Не ответит ли на эти вопросы человек, осторожно отпирающий сейчас дверь сакристии, хотя все ключи от костела изъяты Максимовым и лежат у меня в кармане? Заодно приготовим пистолет, ибо удар подсвечником в лоб равноценен удару по затылку. Хотя эта предосторожность, думаю я, излишняя.

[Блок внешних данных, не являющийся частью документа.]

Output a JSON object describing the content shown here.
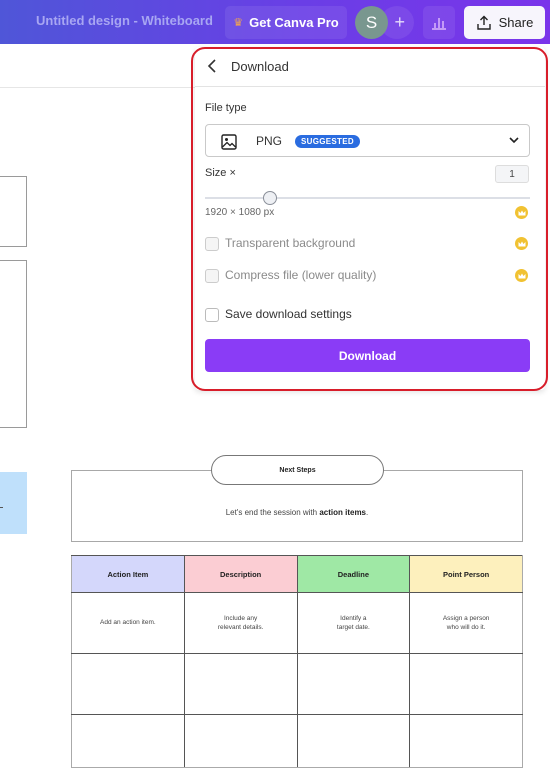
{
  "topbar": {
    "doc_title": "Untitled design - Whiteboard",
    "pro_button": "Get Canva Pro",
    "avatar_initial": "S",
    "add_label": "+",
    "share_label": "Share"
  },
  "download_panel": {
    "title": "Download",
    "file_type_label": "File type",
    "file_type_value": "PNG",
    "file_type_badge": "SUGGESTED",
    "size_label": "Size ×",
    "size_value": "1",
    "size_slider_fraction": 0.2,
    "dimensions": "1920 × 1080 px",
    "options": [
      {
        "label": "Transparent background",
        "checked": false,
        "pro": true,
        "enabled": false
      },
      {
        "label": "Compress file (lower quality)",
        "checked": false,
        "pro": true,
        "enabled": false
      },
      {
        "label": "Save download settings",
        "checked": false,
        "pro": false,
        "enabled": true
      }
    ],
    "download_button": "Download"
  },
  "canvas": {
    "section_title": "Next Steps",
    "section_text_prefix": "Let's end the session with ",
    "section_text_bold": "action items",
    "section_text_suffix": ".",
    "table": {
      "headers": [
        "Action Item",
        "Description",
        "Deadline",
        "Point Person"
      ],
      "header_colors": [
        "#d4d7fb",
        "#fbcdd3",
        "#9fe8a5",
        "#fdf0bd"
      ],
      "rows": [
        [
          "Add an action item.",
          "Include any\nrelevant details.",
          "Identify a\ntarget date.",
          "Assign a person\nwho will do it."
        ],
        [
          "",
          "",
          "",
          ""
        ],
        [
          "",
          "",
          "",
          ""
        ]
      ]
    }
  },
  "colors": {
    "accent": "#8a3cf6",
    "highlight_border": "#d81d2a",
    "badge": "#2a6ce0",
    "pro_crown": "#f1c232"
  }
}
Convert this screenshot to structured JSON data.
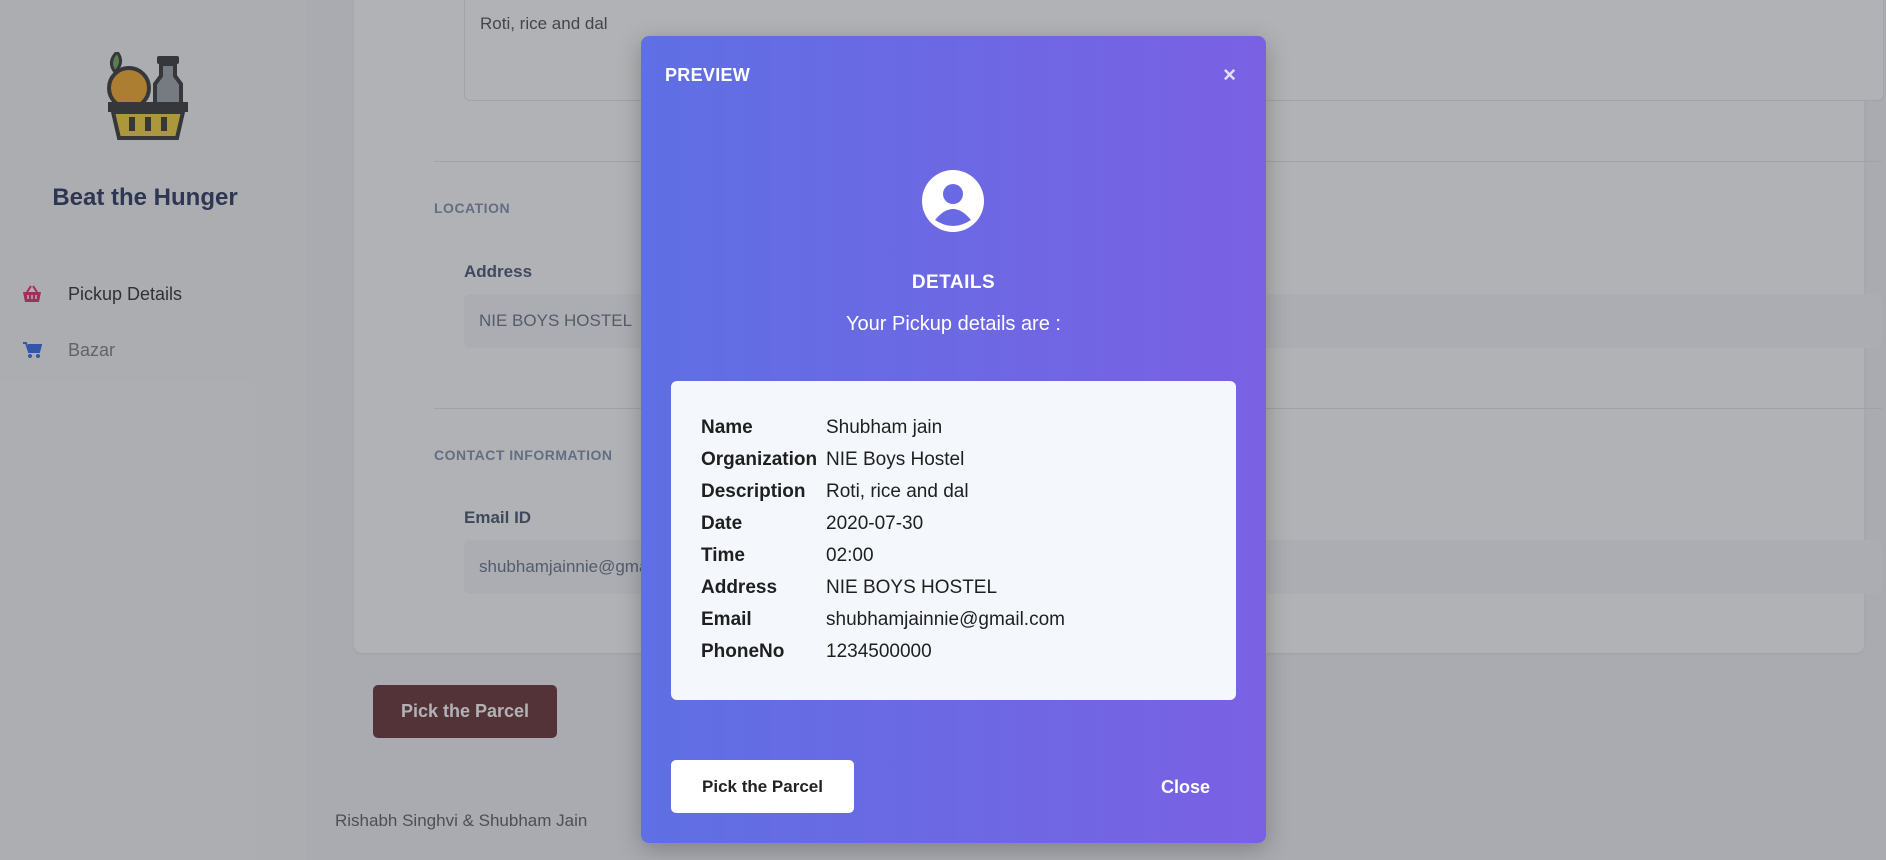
{
  "app": {
    "brand": "Beat the Hunger"
  },
  "sidebar": {
    "items": [
      {
        "label": "Pickup Details",
        "icon": "basket-icon"
      },
      {
        "label": "Bazar",
        "icon": "cart-icon"
      }
    ]
  },
  "form": {
    "description_value": "Roti, rice and dal",
    "location_title": "LOCATION",
    "address_label": "Address",
    "address_value": "NIE BOYS HOSTEL",
    "contact_title": "CONTACT INFORMATION",
    "email_label": "Email ID",
    "email_value": "shubhamjainnie@gmail.com",
    "submit_label": "Pick the Parcel"
  },
  "footer": {
    "credits": "Rishabh Singhvi & Shubham Jain"
  },
  "modal": {
    "title": "PREVIEW",
    "close_icon": "×",
    "heading": "DETAILS",
    "subheading": "Your Pickup details are :",
    "rows": [
      {
        "key": "Name",
        "value": "Shubham jain"
      },
      {
        "key": "Organization",
        "value": "NIE Boys Hostel"
      },
      {
        "key": "Description",
        "value": "Roti, rice and dal"
      },
      {
        "key": "Date",
        "value": "2020-07-30"
      },
      {
        "key": "Time",
        "value": "02:00"
      },
      {
        "key": "Address",
        "value": "NIE BOYS HOSTEL"
      },
      {
        "key": "Email",
        "value": "shubhamjainnie@gmail.com"
      },
      {
        "key": "PhoneNo",
        "value": "1234500000"
      }
    ],
    "primary_button": "Pick the Parcel",
    "secondary_button": "Close"
  },
  "colors": {
    "modal_gradient_start": "#5f6fe4",
    "modal_gradient_end": "#7a61e3",
    "submit_button": "#5e2528",
    "brand_text": "#1f2a56"
  }
}
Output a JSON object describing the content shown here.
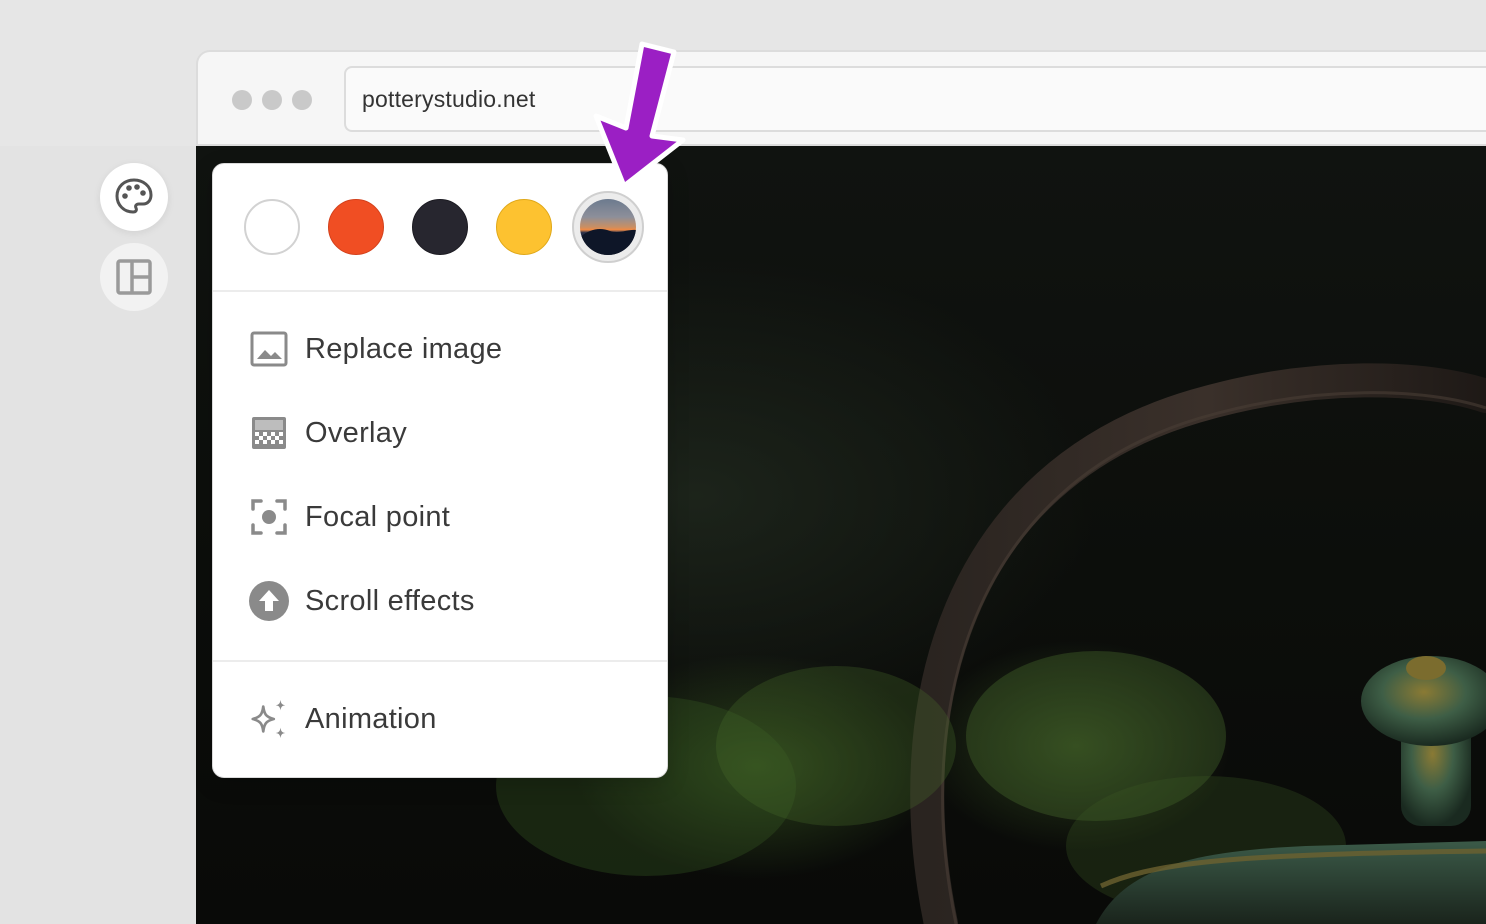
{
  "browser": {
    "url": "potterystudio.net"
  },
  "left_rail": {
    "items": [
      {
        "icon": "palette-icon",
        "active": true
      },
      {
        "icon": "layout-icon",
        "active": false
      }
    ]
  },
  "style_popover": {
    "swatches": [
      {
        "name": "white",
        "color": "#ffffff"
      },
      {
        "name": "orange",
        "color": "#f04e23"
      },
      {
        "name": "dark",
        "color": "#27262f"
      },
      {
        "name": "yellow",
        "color": "#fdc230"
      },
      {
        "name": "image",
        "selected": true
      }
    ],
    "menu": [
      {
        "label": "Replace image",
        "icon": "image-icon"
      },
      {
        "label": "Overlay",
        "icon": "overlay-icon"
      },
      {
        "label": "Focal point",
        "icon": "focal-point-icon"
      },
      {
        "label": "Scroll effects",
        "icon": "scroll-up-icon"
      }
    ],
    "footer_menu": [
      {
        "label": "Animation",
        "icon": "sparkle-icon"
      }
    ]
  },
  "annotation": {
    "arrow_color": "#9b1fc4"
  }
}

- Я - ксендз этого костела Вериго.
- А звать вас? - спрашиваю я.
- Адам, - и через мгновение, осмыслив, что представляется лицу официальному, добавляет: - Адам Михайлович.
ВЕЧЕР
- Что вы здесь делаете? - простодушно спрашивает ксендз Адам.
- Сижу, как видите. Гораздо интереснее, что собирались делать здесь вы? Наверное, пришли отдохнуть? - Я выхожу из исповедальни. - Пожалуйста!
- Нет, нет, нет, - бормочет ксендз. - Я пришел... Не знаю, зачем я пришел... Я машинально пришел...
- И ключи машинально скрыли от капитана Максимова?
- Я забыл... Они лежали в горке... Но вы не поверите... Вот, вы спокойны, курили, а он тут лежал... это страшно...
- Полно, Адам Михайлович, - говорю я. - Все мы спокойно ходим по земле, а в ней истлели миллиарды. Это неинтересно. И потом, согласитесь, не плакать же мне, глядя на эту исповедальню. Я здесь по долгу службы, а чем она привлекает вас? Вы-то что надеялись увидеть?
- Не знаю, - отвечает ксендз. - Сам не могу понять. Пришел домой тоскливо, сел читать - книга валится из рук, объяснить в двух словах невозможно...
- Зачем же в двух? - удивляюсь я. - Я готов выслушать.
- Вы иронизируете, Виктор Николаевич, и напрасно. Я старый человек, здесь прошла моя жизнь, большая часть жизни, сорок лет... И вдруг убийство, смерть, милиция... В этой исповедальне я выслушал тысячи признаний... А теперь на ней клеймо... Вы не поймете, надо знать, что значит быть последним ксендзом...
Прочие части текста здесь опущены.